Je pensais savoir exactement dans quoi je me lançais, en imaginant un amour à l'intensité toxique, violemment possessif et destructeur, des jalousies assassines et des ambiances étouffante. Au lieu de ça, le film m'a surpris en y ajoutant une singularité qui le rend bien plus tordu et dérangeant, dans le meilleur sens du terme.
[SPOILER majeur]
C'est bien plus une histoire de possession que d'amour meurtrier, car on comprend très vite que Nikki, la victime du souhait est non seulement possédée par cette passion dévorante venue de nulle part, mais que le changement est loin d'être stable, et ce sont les fluctuations permanentes de son état qui rendent la chose aussi éprouvante.
Pire, lorsqu'à la faveur de la nuit, l'emprise du souhait se relâche, on découvre que Nikki n'a pas été transformée, mais reste la passagère impuissante et désespérée d'une relation irrépressible qui la dégoute.
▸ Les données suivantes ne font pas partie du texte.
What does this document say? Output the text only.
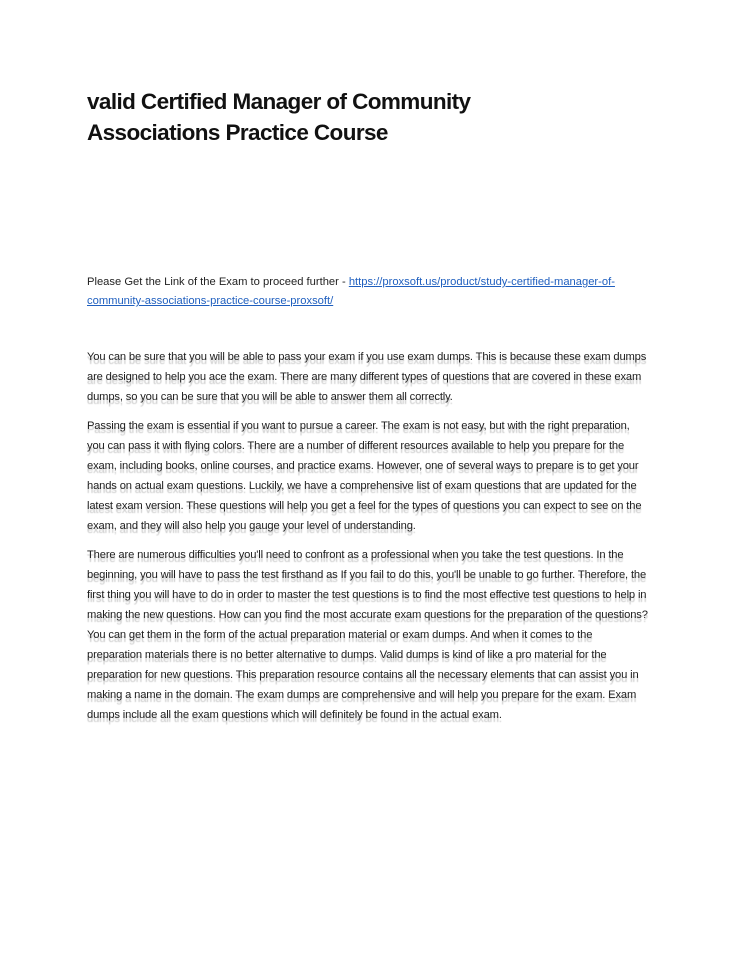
valid Certified Manager of Community Associations Practice Course

Please Get the Link of the Exam to proceed further - https://proxsoft.us/product/study-certified-manager-of-community-associations-practice-course-proxsoft/

You can be sure that you will be able to pass your exam if you use exam dumps. This is because these exam dumps are designed to help you ace the exam. There are many different types of questions that are covered in these exam dumps, so you can be sure that you will be able to answer them all correctly.

Passing the exam is essential if you want to pursue a career. The exam is not easy, but with the right preparation, you can pass it with flying colors. There are a number of different resources available to help you prepare for the exam, including books, online courses, and practice exams. However, one of several ways to prepare is to get your hands on actual exam questions. Luckily, we have a comprehensive list of exam questions that are updated for the latest exam version. These questions will help you get a feel for the types of questions you can expect to see on the exam, and they will also help you gauge your level of understanding.

There are numerous difficulties you'll need to confront as a professional when you take the test questions. In the beginning, you will have to pass the test firsthand as If you fail to do this, you'll be unable to go further. Therefore, the first thing you will have to do in order to master the test questions is to find the most effective test questions to help in making the new questions. How can you find the most accurate exam questions for the preparation of the questions? You can get them in the form of the actual preparation material or exam dumps. And when it comes to the preparation materials there is no better alternative to dumps. Valid dumps is kind of like a pro material for the preparation for new questions. This preparation resource contains all the necessary elements that can assist you in making a name in the domain. The exam dumps are comprehensive and will help you prepare for the exam. Exam dumps include all the exam questions which will definitely be found in the actual exam.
On peut très certainement y lire toutes sortes de commentaire sur des relations délétères et autres emprises pernitieuses, mais je n'ai pas creusé la question.
Ce twist et ses implications sont ce qui élève le film au-delà du produit générique qu'il aurait pu être, et en fait une oeuvre qui parvient à nous remuer sans en faire des tonnes, et saura vous maintenir sous tension jusqu'à son dénouement chaotique.
Il ne fait pas toujours de manière très gracieuse ou honnête, et je lui reproche notamment d'abuser des jump scares, mais il a au moins le mérite de les justifier par l'instabilité de sa protagoniste, qui peut se mettre à hurler à tout moment, et dont il est toujours très difficile d'anticiper les prochaines facéties. C'est d'autant plus dommage que le film n'avait pas besoin de nous faire sauter du siège en nous beuglant dessus, car les scènes les plus réussies sont les moins bruyantes : quand on est dans l'attente de la prochaine crise (la première nuit), ou quand l'intimité détraquée du couple se heurte aux regards extérieur (la soirée entre amis).